AI Analysis: Employment Insurance beneficiaries (regular benefits) by economic region, monthly, seasonally adjusted
Category: employment
Executive Summary
Statistics Canada's Table 14100344 tracks Employment Insurance regular beneficiaries across 98 Canadian economic regions on a monthly, seasonally adjusted basis from January 2000 to February 2026, encompassing 30,772 records over 314 monthly periods.

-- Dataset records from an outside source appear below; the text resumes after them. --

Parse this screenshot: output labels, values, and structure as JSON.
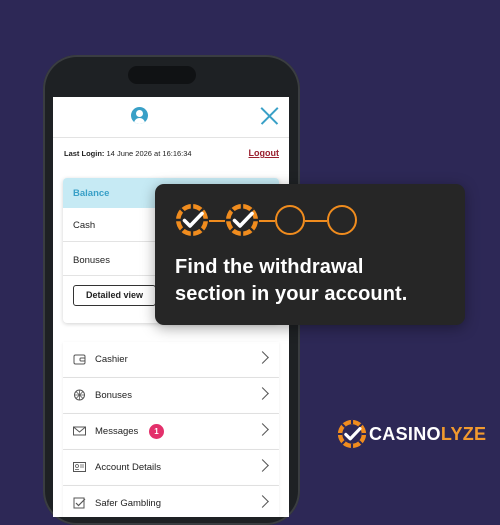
{
  "screen": {
    "last_login_label": "Last Login:",
    "last_login_value": "14 June 2026 at 16:16:34",
    "logout_label": "Logout"
  },
  "balance": {
    "title": "Balance",
    "cash_label": "Cash",
    "bonuses_label": "Bonuses",
    "detailed_view_label": "Detailed view"
  },
  "menu": {
    "items": [
      {
        "label": "Cashier",
        "icon": "wallet-icon"
      },
      {
        "label": "Bonuses",
        "icon": "gift-icon"
      },
      {
        "label": "Messages",
        "icon": "mail-icon",
        "badge": "1"
      },
      {
        "label": "Account Details",
        "icon": "id-card-icon"
      },
      {
        "label": "Safer Gambling",
        "icon": "checkbox-icon"
      }
    ]
  },
  "overlay": {
    "line1": "Find the withdrawal",
    "line2": "section in your account.",
    "steps_completed": 2,
    "steps_total": 4
  },
  "brand": {
    "name_part1": "CASINO",
    "name_part2": "LYZE"
  },
  "colors": {
    "background": "#2d2856",
    "accent_orange": "#f08c1e",
    "accent_blue": "#39a0c7",
    "logout_red": "#9a1e2d",
    "badge_pink": "#e3306b"
  }
}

The dataset captures two major economic shocks — the 2008–2009 financial crisis and the COVID-19 pandemic — with the national count peaking at 1,653,980 beneficiaries in May 2021 before declining to 542,110 as of February 2026. Ontario, Quebec, and Toronto consistently lead all regions in average EI recipients, while Calgary stands out as the most volatile region due to energy sector boom-bust cycles.
Key Findings
- Canada's national EI regular beneficiary count peaked at 1,653,980 persons in May 2021, driven by prolonged COVID-19 pandemic labour market disruptions, and has since declined to 542,110 as of February 2026.

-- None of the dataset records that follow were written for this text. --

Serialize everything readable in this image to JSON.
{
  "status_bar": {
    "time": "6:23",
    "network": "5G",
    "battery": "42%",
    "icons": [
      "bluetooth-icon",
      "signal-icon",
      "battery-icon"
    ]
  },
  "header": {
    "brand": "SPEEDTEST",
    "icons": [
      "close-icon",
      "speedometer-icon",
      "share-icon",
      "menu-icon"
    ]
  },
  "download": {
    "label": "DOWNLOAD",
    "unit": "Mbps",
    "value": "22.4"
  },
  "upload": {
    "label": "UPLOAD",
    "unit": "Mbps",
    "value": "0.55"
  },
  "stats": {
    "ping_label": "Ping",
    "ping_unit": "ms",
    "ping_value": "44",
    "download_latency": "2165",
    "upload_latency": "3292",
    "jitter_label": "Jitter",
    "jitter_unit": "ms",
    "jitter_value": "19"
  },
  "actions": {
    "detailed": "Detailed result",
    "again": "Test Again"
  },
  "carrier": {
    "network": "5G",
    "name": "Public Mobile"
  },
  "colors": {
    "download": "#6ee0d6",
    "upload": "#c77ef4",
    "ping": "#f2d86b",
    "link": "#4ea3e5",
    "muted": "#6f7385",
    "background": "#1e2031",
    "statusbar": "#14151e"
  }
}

- A total of 38 outlier months were detected using the IQR method, concentrated around two major economic shocks: the 2008–2009 financial crisis and the COVID-19 pandemic era.
- Ontario leads all economic regions with an average of 165,104 monthly EI beneficiaries over the full 26-year period, followed closely by Quebec at 162,646 and Toronto at 68,490.
- The distribution of beneficiary counts is strongly right-skewed, with a mean of 18,111 persons more than three times the median of 5,430, reflecting the dominance of large provincial and national aggregates over smaller regional counts.
- An unexpected low of just 164,260 EI beneficiaries was recorded in August 2020, likely because many displaced workers shifted to the Canada Emergency Response Benefit (CERB) rather than traditional EI during that period.
- Calgary, Alberta was identified as the most volatile economic region with a Coefficient of Variation of 0.74, reflecting the region's sensitivity to boom-bust cycles in the energy sector.
- Correlation analysis found only weak linear relationships among numerical variables, with the strongest being VALUE vs. COORDINATE at r = -0.212, suggesting that higher-coded regions tend to have slightly fewer beneficiaries on average.
This AI-generated analysis covers 8 analytical sections of Statistics Canada Table 14100344.